There are different costs associated with owning a plug-in electric vehicle (PEV) than that of a comparable internal combustion engine (ICE). These different costs may be purchase price, utility rate options, installation costs, and different insurance rates.

Plug-In Electric Vehicles (PEV) vs. Internal Combustion Engine Vehicles (ICE)

Today, PEVs have a higher initial purchase price than comparable ICE vehicles. The higher purchase price is mainly due to the battery costs.

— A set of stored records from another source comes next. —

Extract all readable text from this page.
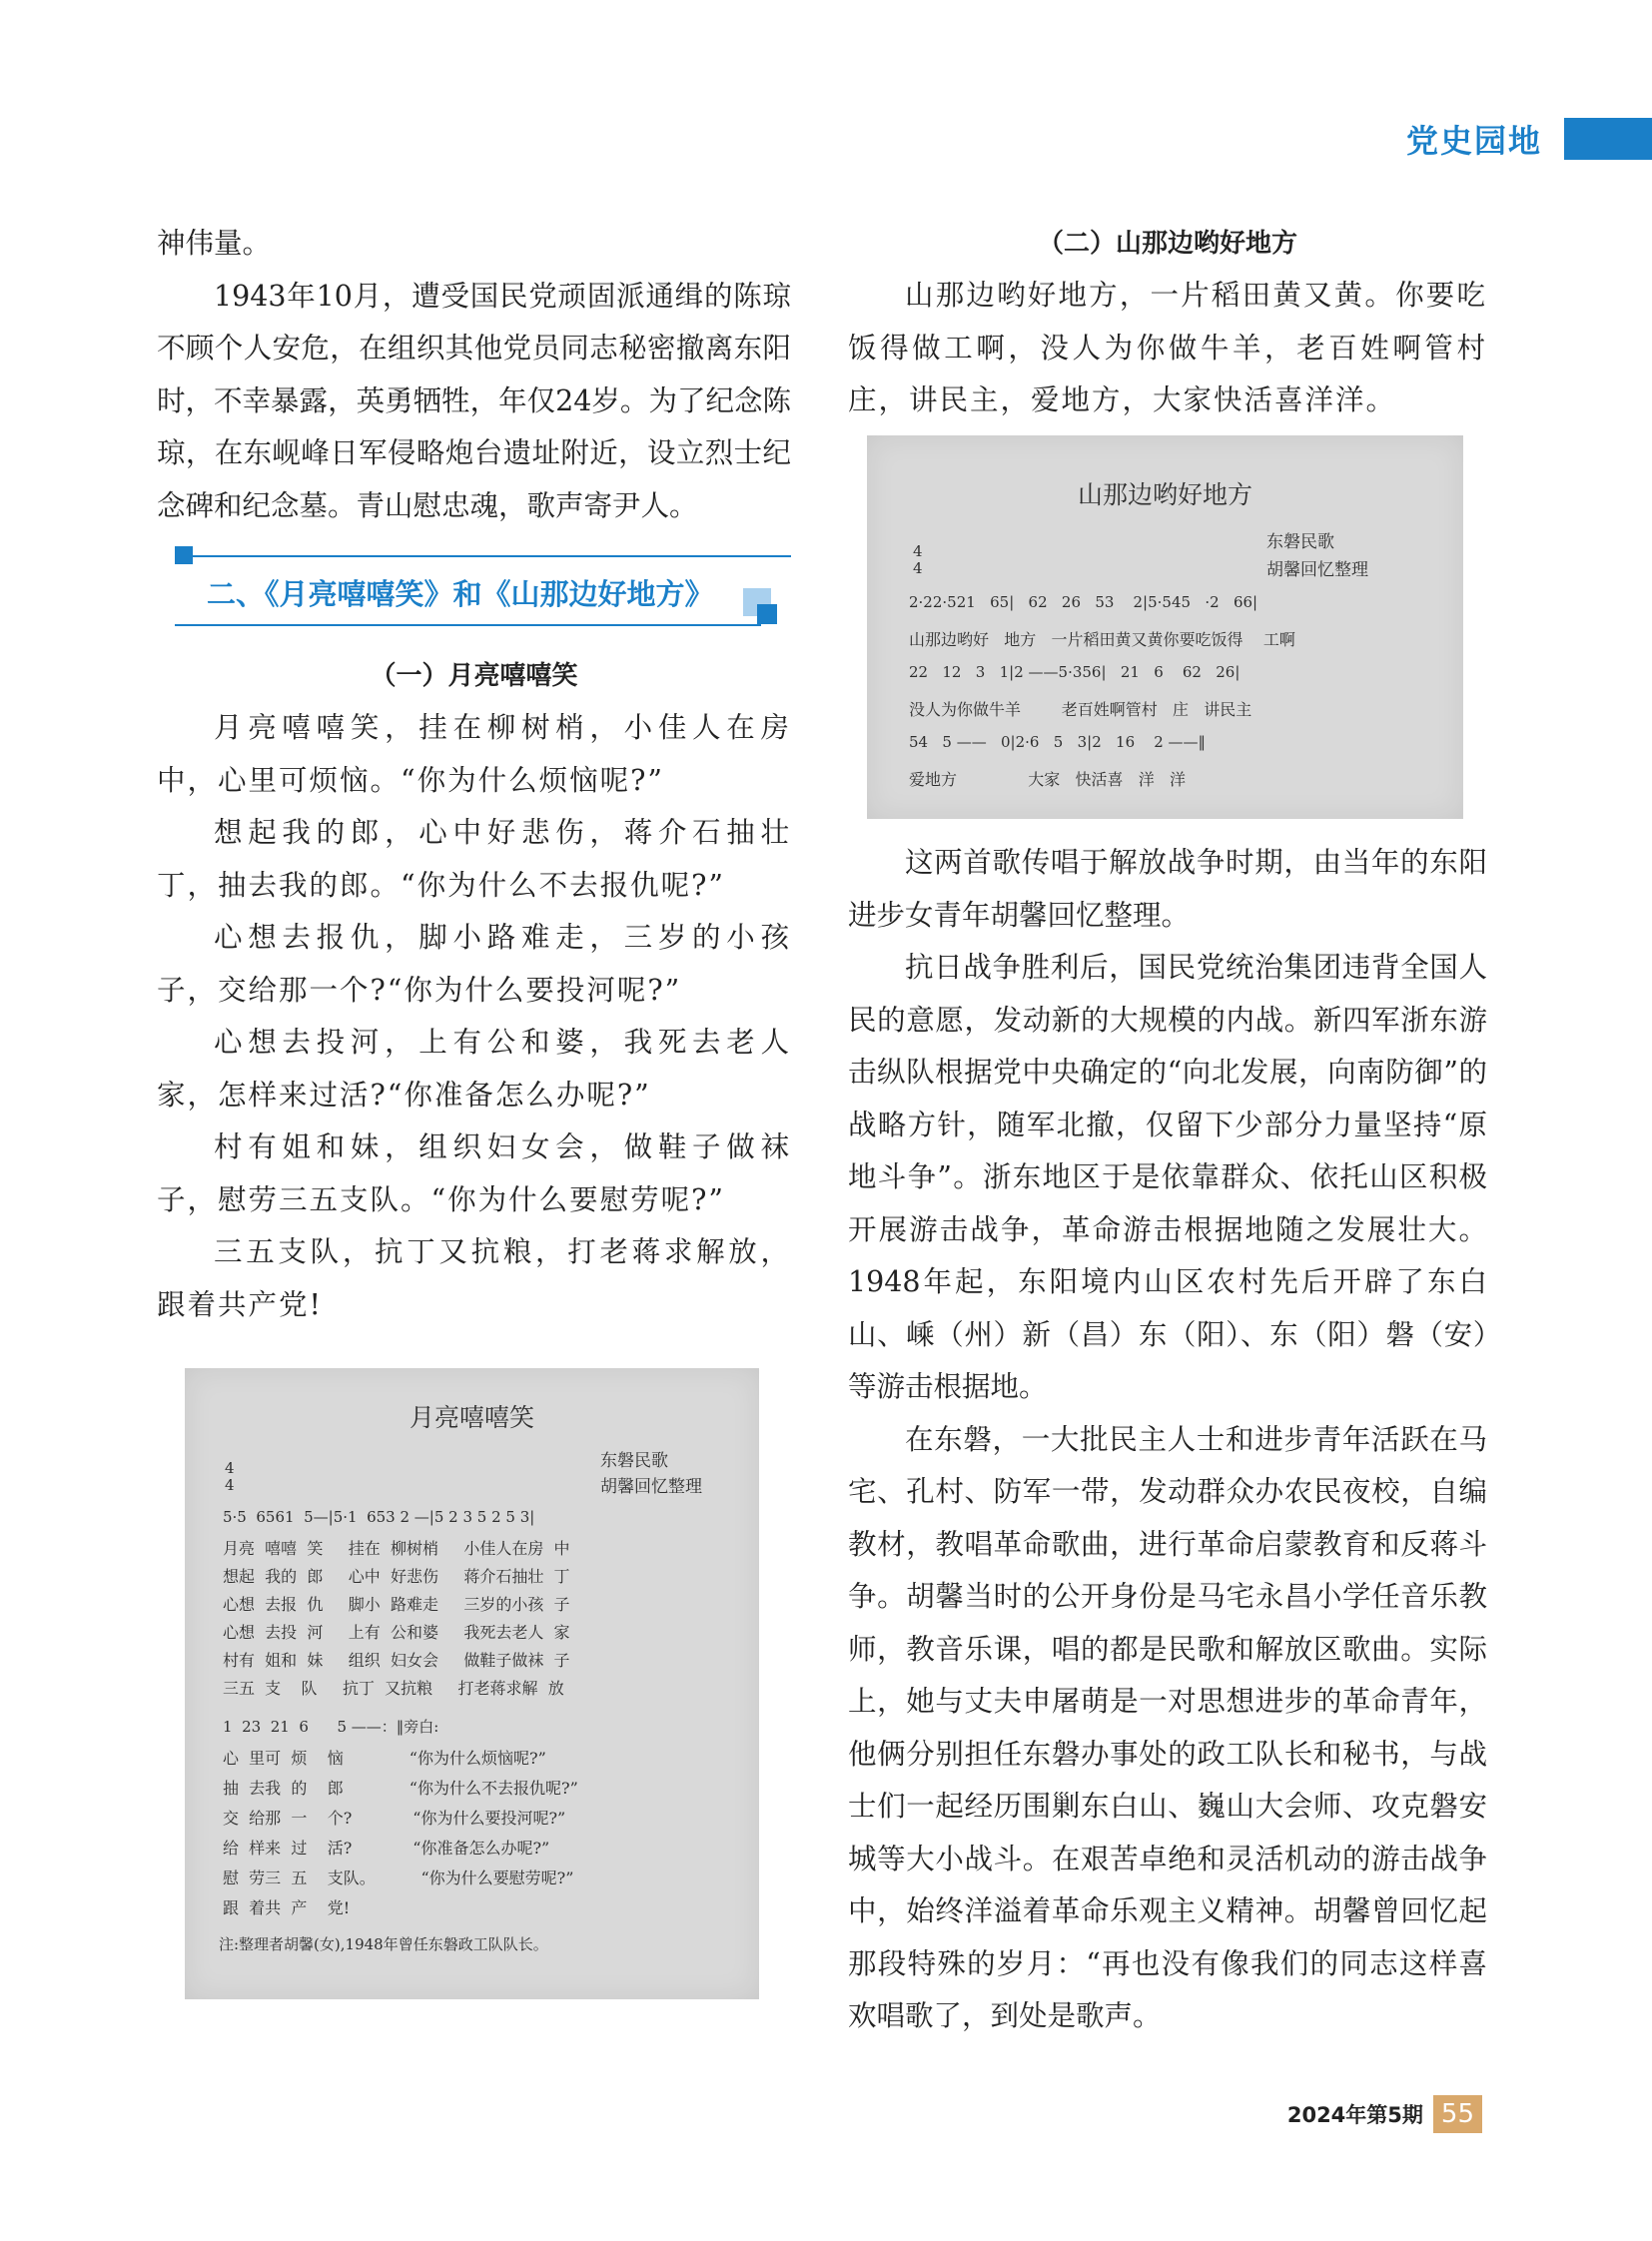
党史园地

神伟量。

1943年10月，遭受国民党顽固派通缉的陈琼不顾个人安危，在组织其他党员同志秘密撤离东阳时，不幸暴露，英勇牺牲，年仅24岁。为了纪念陈琼，在东岘峰日军侵略炮台遗址附近，设立烈士纪念碑和纪念墓。青山慰忠魂，歌声寄尹人。

二、《月亮嘻嘻笑》和《山那边好地方》

（一）月亮嘻嘻笑

月亮嘻嘻笑，挂在柳树梢，小佳人在房中，心里可烦恼。“你为什么烦恼呢?”

想起我的郎，心中好悲伤，蒋介石抽壮丁，抽去我的郎。“你为什么不去报仇呢?”

心想去报仇，脚小路难走，三岁的小孩子，交给那一个?“你为什么要投河呢?”

心想去投河，上有公和婆，我死去老人家，怎样来过活?“你准备怎么办呢?”

村有姐和妹，组织妇女会，做鞋子做袜子，慰劳三五支队。“你为什么要慰劳呢?”

三五支队，抗丁又抗粮，打老蒋求解放，跟着共产党!

月亮嘻嘻笑
东磐民歌
胡馨回忆整理
4
4
5·5  6561  5—|5·1  653 2 —|5 2 3 5 2 5 3|
月亮  嘻嘻  笑     挂在  柳树梢     小佳人在房  中
想起  我的  郎     心中  好悲伤     蒋介石抽壮  丁
心想  去报  仇     脚小  路难走     三岁的小孩  子
心想  去投  河     上有  公和婆     我死去老人  家
村有  姐和  妹     组织  妇女会     做鞋子做袜  子
三五  支    队     抗丁  又抗粮     打老蒋求解  放
1  23  21  6      5 ——：‖旁白:
心  里可  烦    恼             “你为什么烦恼呢?”
抽  去我  的    郎             “你为什么不去报仇呢?”
交  给那  一    个?            “你为什么要投河呢?”
给  样来  过    活?            “你准备怎么办呢?”
慰  劳三  五    支队。         “你为什么要慰劳呢?”
跟  着共  产    党!
注:整理者胡馨(女),1948年曾任东磐政工队队长。

（二）山那边哟好地方

山那边哟好地方，一片稻田黄又黄。你要吃饭得做工啊，没人为你做牛羊，老百姓啊管村庄，讲民主，爱地方，大家快活喜洋洋。

山那边哟好地方
东磐民歌
胡馨回忆整理
4
4
2·22·521   65|   62   26   53    2|5·545   ·2   66|
山那边哟好   地方   一片稻田黄又黄你要吃饭得    工啊
22   12   3   1|2 ——5·356|   21   6    62   26|
没人为你做牛羊        老百姓啊管村   庄   讲民主
54   5 ——   0|2·6   5   3|2   16    2 ——‖
爱地方              大家   快活喜   洋   洋

这两首歌传唱于解放战争时期，由当年的东阳进步女青年胡馨回忆整理。

抗日战争胜利后，国民党统治集团违背全国人民的意愿，发动新的大规模的内战。新四军浙东游击纵队根据党中央确定的“向北发展，向南防御”的战略方针，随军北撤，仅留下少部分力量坚持“原地斗争”。浙东地区于是依靠群众、依托山区积极开展游击战争，革命游击根据地随之发展壮大。1948年起，东阳境内山区农村先后开辟了东白山、嵊（州）新（昌）东（阳）、东（阳）磐（安）等游击根据地。

在东磐，一大批民主人士和进步青年活跃在马宅、孔村、防军一带，发动群众办农民夜校，自编教材，教唱革命歌曲，进行革命启蒙教育和反蒋斗争。胡馨当时的公开身份是马宅永昌小学任音乐教师，教音乐课，唱的都是民歌和解放区歌曲。实际上，她与丈夫申屠萌是一对思想进步的革命青年，他俩分别担任东磐办事处的政工队长和秘书，与战士们一起经历围剿东白山、巍山大会师、攻克磐安城等大小战斗。在艰苦卓绝和灵活机动的游击战争中，始终洋溢着革命乐观主义精神。胡馨曾回忆起那段特殊的岁月：“再也没有像我们的同志这样喜欢唱歌了，到处是歌声。

2024年第5期 55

However, battery costs are expected to drop with time, making the PEV upfront costs closer to those of ICE vehicles.

Initial costs aside, there are many savings associated with owning and operating a PEV including, lower maintenance costs (e.g. fewer oil changes), little to no gas consumption, and low cost of electricity especially where your utility provides low off-peak charging rates.

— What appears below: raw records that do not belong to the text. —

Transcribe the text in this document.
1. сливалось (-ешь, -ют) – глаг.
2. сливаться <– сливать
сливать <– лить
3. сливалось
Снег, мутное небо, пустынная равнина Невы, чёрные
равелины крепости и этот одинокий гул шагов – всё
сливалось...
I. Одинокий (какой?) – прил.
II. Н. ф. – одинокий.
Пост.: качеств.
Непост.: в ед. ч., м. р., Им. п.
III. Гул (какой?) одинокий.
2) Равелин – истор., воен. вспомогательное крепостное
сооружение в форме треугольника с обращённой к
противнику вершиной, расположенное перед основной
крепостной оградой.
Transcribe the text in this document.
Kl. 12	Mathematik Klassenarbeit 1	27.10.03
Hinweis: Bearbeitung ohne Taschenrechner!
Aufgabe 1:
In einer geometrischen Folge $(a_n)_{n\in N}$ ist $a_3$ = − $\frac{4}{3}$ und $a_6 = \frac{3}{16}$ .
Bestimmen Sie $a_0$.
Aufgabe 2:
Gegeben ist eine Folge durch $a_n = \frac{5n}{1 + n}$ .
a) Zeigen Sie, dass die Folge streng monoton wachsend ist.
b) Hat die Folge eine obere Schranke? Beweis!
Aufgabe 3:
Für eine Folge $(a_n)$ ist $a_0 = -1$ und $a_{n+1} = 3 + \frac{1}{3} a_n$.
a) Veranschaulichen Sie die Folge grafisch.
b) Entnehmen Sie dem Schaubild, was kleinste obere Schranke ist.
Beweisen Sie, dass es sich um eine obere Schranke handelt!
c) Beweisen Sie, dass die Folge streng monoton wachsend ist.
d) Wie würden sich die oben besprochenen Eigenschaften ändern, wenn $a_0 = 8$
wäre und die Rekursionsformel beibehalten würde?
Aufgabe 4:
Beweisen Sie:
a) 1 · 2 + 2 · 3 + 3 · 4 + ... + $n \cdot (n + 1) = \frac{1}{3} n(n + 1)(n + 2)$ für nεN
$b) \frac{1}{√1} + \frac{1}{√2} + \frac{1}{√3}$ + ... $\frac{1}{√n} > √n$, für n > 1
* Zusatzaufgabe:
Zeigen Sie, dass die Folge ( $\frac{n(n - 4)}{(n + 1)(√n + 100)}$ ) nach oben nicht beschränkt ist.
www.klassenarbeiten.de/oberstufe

Rates for charging your plug-in electric vehicle (PEV) will depend on several factors, including:

  • all electric (BEV) or plug-in electric (PEV)
  • Your utility provider
  • The electrical rate for your utility
  • Special PEV rates or Time-of-Use (TOU) rates available from your utility

Select your electric utility provider to read the information pertaining to you:

Consumers Energy
DTE Energy
Indiana Michigan Power Company
Lansing Board of Water & Light
Upper Peninsula Power Company
Wisconsin Public Service


Infrastructure: Infrastructure costs vary depending on several factors including the requirement for: an increase in service to the location where charging will take place (garage, carport, driveway, etc.) a service panel upgrades, exterior trenching and restoration work, etc.

Permitting and Inspection: Permitting and inspection varies by jurisdiction. Permitting typically will be handled by the electrical contractor hired to install the EVSE (charging stations). Training electrical contractors and inspectors is a key aspect to streamlining the installation of EV charging. Current efforts are underway by the National Electrical Contractors Association (NECA) / International Brotherhood of Electrical Workers (IBEW) to train and certify electrical contractors and inspectors in Michigan and across the U.S.

Building Codes and Standards: Building codes need to consider the addition of an EVSE to the home and be flexible to address cost savings where practicable while maintaining the highest level of safety at all times.

Charging Station Hardware: There are various EVSE hardware providers today, all offering charging solutions for level 1 and 2 charging at home. Each charging station has its own electrical requirements (e.g. amperage, voltage, wattage). It is critical that the customer understand their vehicle's on-board charging requirements before installing level 2 charging.


Homeowners: Currently there are no special insurance requirements for your home.

Auto: Electric vehicles are slightly higher to insure, which is consistent with insuring hybrid vehicles.

Potential PEV owners should confirm insurance information with their home and/or auto insurance providers, as the level of premium may shift overtime.